The FBI has announced a directive shift away from counterterrorism and toward fighting the increasing threats from cyber attacks, according to a report in The Wall Street Journal.
The move comes amid an ecosystem of attacks from foreign countries, like Russia and its election meddling and China’s cyber attacks against U.S. businesses.
The Navy also recently reported that it was under siege by Chinese cyber attacks, and FBI Director Christopher Wray said all 56 bureau field offices have open investigations that lead to China.
“It’s very analogous to the shift after 9/11,” said Amy Hess, the new head of the Federal Bureau of Investigation’s criminal, cyber, response and services branch. “I grew up in the FBI working criminal investigation — I worked violent crimes and gangs and drugs. And then, 9/11 happened. And we all, it felt like, were shifted to work terrorism. And so I think now, you’re seeing the same thing (with cybersecurity).”

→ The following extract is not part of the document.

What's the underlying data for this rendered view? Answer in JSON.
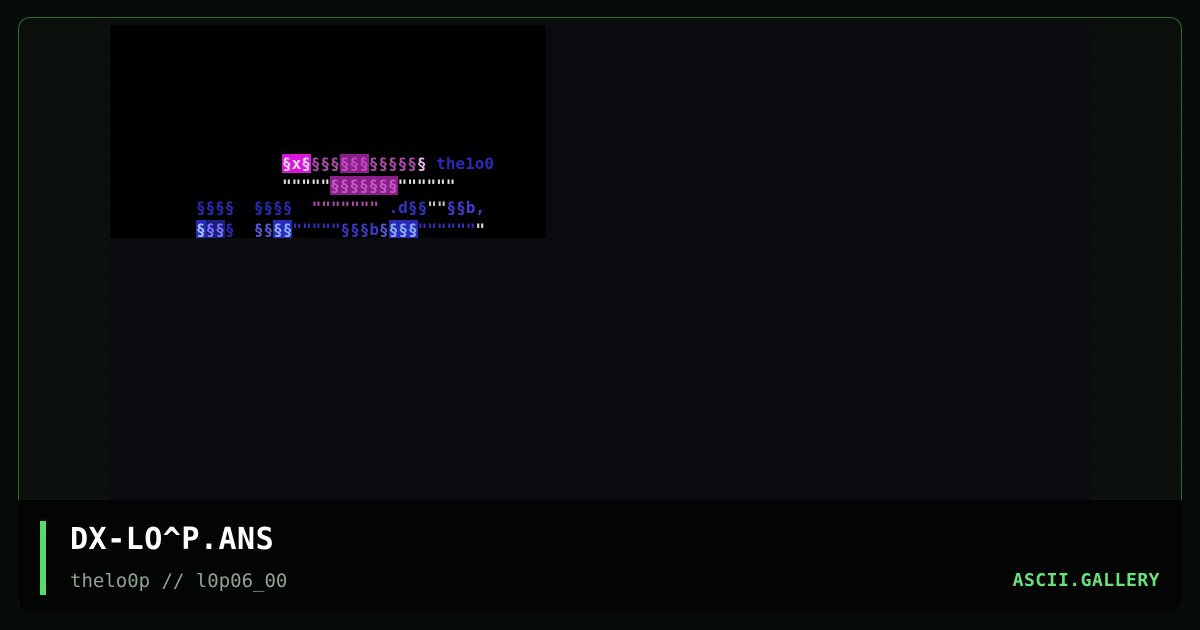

An analysis by Third Way, a center-left think tank in Washington, said that less than 1 percent of harmful cyber incidents are the subject of law enforcement action. Investigations usually only focus on much larger crimes, like attacks on countries.
“The future of cyber, that’s the future of the organization. That’s the future of the world,” Hess said. “We’ve got to be thinking about how our adversaries think about cyber — whether it’s a nation-state or just an individual criminal for-profit type of attack. Because that’s the way we are increasingly doing business.”
One of the ways the FBI plans to accomplish this is by improving its recruitment and retention processes and making sure all agents have a baseline of competency when it comes to cybersecurity.
“We recognize that we’re not solely going to hire our way out of this challenge,” said Tonya Ugoretz, who started at the FBI focused on counterterrorism in 2001. “We also have to look at our workforce and attack this at multiple levels.”